Analytics in India: Going from Prehistoric to Predictive

Nitin Aggarwal, Associate Vice President-Data Analytics and Divya Sharma, Senior Analyst at 'The Smart Cube' | Friday, 06 May 2016, 10:14 IST
What India’s retail market is anticipated to grow from $630 billion to $1,200 billion during 2015–2020, driven by a rise in income levels, influx of youth in the workforce, and increase in nuclearisation and urbanisation of families. At the same time, the organised retail industry is facing new challenges from today’s value-conscious and digitally connected consumers, regulatory barriers, and lower bargaining power with suppliers, and strong competition from e-commerce companies. To compete effectively, organised retailers need to re-imagine how they create and capture value.

According to the Harvard Business Review, companies in the top third of their industry in the use of data-driven decision-making are on average six percent more profitable than their competitors. Scalable analytical models can help organised retailers to readjust their value propositions to remain at the top of their game.

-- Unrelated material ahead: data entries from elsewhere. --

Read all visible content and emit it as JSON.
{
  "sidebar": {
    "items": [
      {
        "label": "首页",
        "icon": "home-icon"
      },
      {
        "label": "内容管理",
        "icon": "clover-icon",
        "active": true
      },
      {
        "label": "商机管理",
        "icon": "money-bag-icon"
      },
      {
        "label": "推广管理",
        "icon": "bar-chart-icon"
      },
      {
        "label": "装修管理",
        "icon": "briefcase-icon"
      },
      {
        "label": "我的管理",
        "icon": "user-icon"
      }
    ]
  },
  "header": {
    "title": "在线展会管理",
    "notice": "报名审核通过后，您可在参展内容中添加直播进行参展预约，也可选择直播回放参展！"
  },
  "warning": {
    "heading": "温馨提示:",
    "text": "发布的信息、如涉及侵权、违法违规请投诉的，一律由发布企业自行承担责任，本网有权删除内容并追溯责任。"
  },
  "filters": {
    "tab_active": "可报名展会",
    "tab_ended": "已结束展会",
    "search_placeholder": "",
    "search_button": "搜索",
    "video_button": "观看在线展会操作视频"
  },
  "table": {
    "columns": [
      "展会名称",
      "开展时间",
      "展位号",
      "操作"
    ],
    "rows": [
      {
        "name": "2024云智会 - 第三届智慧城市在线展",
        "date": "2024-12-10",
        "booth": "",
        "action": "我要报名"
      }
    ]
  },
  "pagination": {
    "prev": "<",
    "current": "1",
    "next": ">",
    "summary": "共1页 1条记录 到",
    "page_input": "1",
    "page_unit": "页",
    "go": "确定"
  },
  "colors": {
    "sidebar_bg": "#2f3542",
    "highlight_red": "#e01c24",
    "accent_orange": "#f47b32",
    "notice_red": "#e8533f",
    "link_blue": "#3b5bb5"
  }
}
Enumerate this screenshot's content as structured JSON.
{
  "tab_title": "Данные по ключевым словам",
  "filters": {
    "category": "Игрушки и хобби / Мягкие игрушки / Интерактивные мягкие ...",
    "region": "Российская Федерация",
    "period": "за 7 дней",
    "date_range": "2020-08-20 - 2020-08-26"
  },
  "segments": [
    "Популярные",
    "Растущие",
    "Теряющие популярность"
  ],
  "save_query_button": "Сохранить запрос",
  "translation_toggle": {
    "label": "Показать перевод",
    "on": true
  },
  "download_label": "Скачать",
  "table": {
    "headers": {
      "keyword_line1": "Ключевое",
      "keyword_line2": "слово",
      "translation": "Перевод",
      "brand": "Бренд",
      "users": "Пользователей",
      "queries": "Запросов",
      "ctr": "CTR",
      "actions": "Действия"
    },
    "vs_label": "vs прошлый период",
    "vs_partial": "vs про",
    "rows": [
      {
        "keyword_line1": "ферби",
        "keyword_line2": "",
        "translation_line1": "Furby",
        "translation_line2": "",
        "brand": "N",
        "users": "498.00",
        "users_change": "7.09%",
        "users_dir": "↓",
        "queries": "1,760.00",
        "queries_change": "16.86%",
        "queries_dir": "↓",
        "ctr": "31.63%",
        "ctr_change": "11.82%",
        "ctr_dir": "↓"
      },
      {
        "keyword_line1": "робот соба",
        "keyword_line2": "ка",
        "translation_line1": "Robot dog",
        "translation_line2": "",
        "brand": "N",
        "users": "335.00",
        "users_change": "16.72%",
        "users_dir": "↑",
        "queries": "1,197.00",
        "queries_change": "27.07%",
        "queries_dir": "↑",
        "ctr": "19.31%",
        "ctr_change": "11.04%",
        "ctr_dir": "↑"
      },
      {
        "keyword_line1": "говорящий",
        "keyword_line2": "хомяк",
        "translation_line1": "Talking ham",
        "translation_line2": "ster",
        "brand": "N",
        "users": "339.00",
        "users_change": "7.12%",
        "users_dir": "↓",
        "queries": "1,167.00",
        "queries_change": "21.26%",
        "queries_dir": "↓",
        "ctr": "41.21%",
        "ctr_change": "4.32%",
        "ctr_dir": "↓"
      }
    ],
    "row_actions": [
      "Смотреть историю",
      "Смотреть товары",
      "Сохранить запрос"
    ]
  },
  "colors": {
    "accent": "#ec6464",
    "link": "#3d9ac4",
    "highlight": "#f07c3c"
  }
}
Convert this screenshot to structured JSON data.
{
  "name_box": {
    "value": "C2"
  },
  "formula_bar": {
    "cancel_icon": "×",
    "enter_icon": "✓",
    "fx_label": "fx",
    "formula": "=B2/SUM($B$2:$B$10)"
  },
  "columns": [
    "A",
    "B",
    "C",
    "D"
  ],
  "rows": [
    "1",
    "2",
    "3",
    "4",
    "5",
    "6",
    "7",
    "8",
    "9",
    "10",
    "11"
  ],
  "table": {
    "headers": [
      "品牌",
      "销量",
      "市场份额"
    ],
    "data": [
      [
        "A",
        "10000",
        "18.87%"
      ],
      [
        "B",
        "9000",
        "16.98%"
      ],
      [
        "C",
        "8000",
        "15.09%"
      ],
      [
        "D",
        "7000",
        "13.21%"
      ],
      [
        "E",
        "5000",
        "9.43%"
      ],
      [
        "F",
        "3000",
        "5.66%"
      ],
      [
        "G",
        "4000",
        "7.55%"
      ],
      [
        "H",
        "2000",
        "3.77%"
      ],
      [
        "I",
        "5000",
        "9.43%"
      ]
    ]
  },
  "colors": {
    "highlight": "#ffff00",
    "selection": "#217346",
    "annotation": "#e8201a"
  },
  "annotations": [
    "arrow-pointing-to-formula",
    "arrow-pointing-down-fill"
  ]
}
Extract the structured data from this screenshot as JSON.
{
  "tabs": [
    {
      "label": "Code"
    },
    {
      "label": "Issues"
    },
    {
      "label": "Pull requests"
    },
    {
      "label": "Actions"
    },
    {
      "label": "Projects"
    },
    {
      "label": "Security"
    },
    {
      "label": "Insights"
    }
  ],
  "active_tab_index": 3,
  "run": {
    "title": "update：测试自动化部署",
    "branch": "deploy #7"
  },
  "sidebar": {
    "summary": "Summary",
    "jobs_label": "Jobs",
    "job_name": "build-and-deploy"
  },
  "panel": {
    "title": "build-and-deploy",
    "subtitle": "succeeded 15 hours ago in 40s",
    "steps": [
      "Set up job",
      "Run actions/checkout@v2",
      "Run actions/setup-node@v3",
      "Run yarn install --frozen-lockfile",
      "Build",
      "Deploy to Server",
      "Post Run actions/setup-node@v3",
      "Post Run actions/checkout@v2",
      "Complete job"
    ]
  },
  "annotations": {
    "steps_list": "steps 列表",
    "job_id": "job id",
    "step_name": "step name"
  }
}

Analytics: A Comparison between Indian and Global Retailers

Analytics in India is still at a nascent stage. Historically, the Indian retail sector has not operated in a manner conducive to the use of analytics. Customers were mostly anonymous, and retailers had much less data on factors such as buying behaviour, product stacking, accessibility and promotions. This kind of evolution history has slowed down the pace of incorporation of analytics in the Indian retail sector. However, a transformation has been witnessed in recent years. Indian IT companies are now offering analytics solutions tailored to the retail industry.

For instance in May 2015, Future Group, which owns retail brands such as Food Bazaar, Big Bazaar, Home Town and Nilgiris, partnered with an analytics firm, which provides them with real-time actionable information for store-level decision-making. In July 2015, fashion retailer Shoppers Stop announced plans to adopt digital retail channels. Additionally, in December 2015, Tata Group’s Trent announced plans to use analytics to better understand its customers and develop in-house analytics in the near future. The Indian retail industry is still in an accelerated growth mode-it is using a lot more customer and marketing analytics to grab market share even at the cost of profitability. On the other hand, competition in mature retail markets is typically on the basis of profitable sustainable growth. Thus, there’s higher focus on supply chain optimisation and social media monetisation to
increase margins.

With regards to practices of analytics in the global market, retail giant such as Walmart is on a different plane with their advanced approach towards analytics. Walmart Labs analyses every action of its consumers in its stores, online, on its Smartphone app and on social media. This data can be then used for multiple end uses from decoding trends on Twitter to analysing how weather conditions affect buying patterns. On the other hand, organized Indian retail is yet to foray into the designing of such a scalable, seamless and connected customer journey across
multiple channels.

Catching Up Strategies for the Future

Retailers need to start moving from descriptive to predictive analytics. While building scalable technology systems for analytics is a continuous process, one can start by making improvements in key functional areas where analytics can be used in specific applications.

Marketing Analytics: From Product Discovery to Purchase

Calculating organized retail’s return on investment from marketing spend should be an outcome of resource allocation based on marketing analytics, which will reveal misallocations, and areas and magnitude of opportunities. Hence it is important to push more customised promotions towards targeted customers through location data available on social media platforms. In addition, utilising the Smartphone revolution in India by using mobile analytics and creating apps is vital.

Customer Analytics and Operational Analytics

By analysing transactional and social media data for customer segmentation, retailers can use campaigns based on consumer preferences. Customer analytics is useful in renewing store formats by enabling physical stores to evolve to create “experience “stores with sleeker and customised retail store’s layout. Other application is identifying optimal product mix and pricing by gauging customer preferences, which can also assist in preventing cannibalisation. Operational analytics can be used to reduce the cost of carrying goods and inventories by forecasting demand based on past experiences and the current market situation. In addition, it helps avoiding overstocking or under stocking, reduces the efficiency deficit of offline retail supply chains compared with those of online retail. Operational analytics can also help in stock keeping unit rationalization and mitigation shrinkage and wastage.

Conclusion: Begin by Assessing your Requirements

Before delving into specific analytics solutions, organised retailers should start by assessing their organisation’s needs from an analytics program. By analysing your organisations data needs, assessing the importance of data management speed, understanding organisational risks, and security and government requirements, and examining how precise the data needs to be, executives will be better placed to make the correct analytics-related decisions for their companies.